Ermittelt wird der Planungszeitraum über apothekenindividuelle Faktoren (wie z.B. die Inhaberabhängigkeit) und über apothekenexterne Faktoren (wie z.B. Standortfaktoren). Dafür werden für die Einzelfaktoren ebenfalls Planungszeiträume festgelegt, gegebenenfalls gewichtet und dann zu einem Gesamtplanungszeitraum zusammengefasst.

Die Verfechter des MEW gehen für KMU im Allgemeinen von einer Kernbandbreite des (Gesamt-)Planungszeitraums zwischen einem und zehn Jahren aus. Für Apotheken im Speziellen verweisen sie auf Erfahrungswerte zwischen vier und acht Jahren (AWA 3/2019).

Erste Kritikpunkte

Der Planungszeitraum stellt im MEW den entscheidenden Werttreiber dar. Je länger er ist, desto höher ist der (ideelle) Apothekenwert und umgekehrt.

Aus unserer Sicht allerdings ist die Ermittlung des Planungszeitraums, wie sie z.B. im AWA 5/2019, dargestellt wurde, ein nicht nachvollziehbares Zufallsprodukt:

Zum Ersten ist schon die Auswahl der Einzelfaktoren anzuzweifeln. So lässt sich beispielsweise nicht nachvollziehen, inwiefern die Finanzierungsstruktur des Verkäufers – und damit indirekt u.a. dessen Privatentnahmeverhalten in der Vergangenheit – einen Einfluss auf den Wert einer Apotheke haben soll, die im Rahmen eines sogenannten Asset-Deals cash- und schuldenfrei veräußert wird.

Zum Zweiten werden für die Einzelfaktoren Reproduktionsdauern zwischen einem und 13 Jahren angesetzt.

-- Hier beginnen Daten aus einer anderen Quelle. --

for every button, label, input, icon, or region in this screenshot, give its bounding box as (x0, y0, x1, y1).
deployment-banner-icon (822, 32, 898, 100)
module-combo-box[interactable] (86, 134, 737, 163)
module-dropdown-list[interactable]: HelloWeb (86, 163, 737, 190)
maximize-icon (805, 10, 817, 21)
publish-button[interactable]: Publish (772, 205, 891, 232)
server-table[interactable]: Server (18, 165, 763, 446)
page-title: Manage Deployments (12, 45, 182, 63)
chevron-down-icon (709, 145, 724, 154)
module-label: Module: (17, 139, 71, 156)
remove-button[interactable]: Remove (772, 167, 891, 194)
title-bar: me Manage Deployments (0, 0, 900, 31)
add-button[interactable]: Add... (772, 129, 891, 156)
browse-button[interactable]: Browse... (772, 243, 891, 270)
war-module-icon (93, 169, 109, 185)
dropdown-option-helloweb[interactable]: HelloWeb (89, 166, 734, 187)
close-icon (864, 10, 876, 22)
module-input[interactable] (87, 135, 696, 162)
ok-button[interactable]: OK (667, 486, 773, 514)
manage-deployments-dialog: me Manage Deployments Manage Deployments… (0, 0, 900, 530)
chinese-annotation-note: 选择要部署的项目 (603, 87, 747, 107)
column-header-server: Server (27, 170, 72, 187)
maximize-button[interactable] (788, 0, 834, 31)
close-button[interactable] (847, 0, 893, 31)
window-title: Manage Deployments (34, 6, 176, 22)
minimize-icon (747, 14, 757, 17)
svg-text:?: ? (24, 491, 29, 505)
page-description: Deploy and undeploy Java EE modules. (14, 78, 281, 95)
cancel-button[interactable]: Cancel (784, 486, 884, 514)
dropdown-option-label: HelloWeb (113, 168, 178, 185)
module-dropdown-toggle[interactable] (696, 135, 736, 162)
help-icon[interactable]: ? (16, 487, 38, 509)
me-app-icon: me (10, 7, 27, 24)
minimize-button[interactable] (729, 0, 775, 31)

Dabei lässt sich allerdings nicht erkennen, wie sich diese Werte objektiviert berechnen lassen.

Zum Dritten erscheint die Gewichtung der Einzelfaktoren ebenfalls willkürlich.

Damit bleibt die Länge des Gesamtplanungszeitraums größtenteils von der subjektiven Einschätzung des Bewerters abhängig und ist unseres Erachtens folglich eine nicht objektivierbare Bauchentscheidung.

Anders verhält es sich mit dem klassischen EW: Hier lässt sich der (ebenfalls variable) Zinssatz mit zum Teil vorgegebenen Faktoren übersichtlich, Schritt für Schritt und nachvollziehbar herleiten.

Ein Praxisbeispiel

Die Beispielrechnung in Tabelle 3 soll noch einmal verdeutlichen, dass der Planungszeitraum den wesentlichen Werttreiber im MEW darstellt – und mit welchen Schwankungen zu rechnen ist: Betrachtet man die Bandbreite von vier bis zehn Jahren, so variiert der (final berechnete) Wert für die gleiche Apotheke bei gleichem Gewinn nach Steuern zwischen rund 285.800 € und 396.900 € – also um rund 111.100 €. Bei einem zehnjährigen Planungszeitraum liegt der Wert somit um einen Faktor von rund 1,39 höher als bei einem vierjährigen. Noch deutlicher werden die Auswirkungen, wenn wir nur den ideellen Wert betrachten: Er schwankt zwischen rund 105.800 € und 216.900 €, ist also im zweiten Fall – bei natürlich gleichem absoluten Unterschied – mehr als doppelt so hoch.

Verwenden wir die erwähnte Planungszeitraum-Kernbandbreite für Apotheken von vier bis acht Jahren, dann betrüge der Unterschied im Beispiel immer noch rund 79.300 € – wohlgemerkt für die Bewertung der gleichen Apotheke mit entsprechend gleichem Ausgangsgewinn. Solche Schwankungen liegen deutlich außerhalb üblicher Toleranzgrenzen.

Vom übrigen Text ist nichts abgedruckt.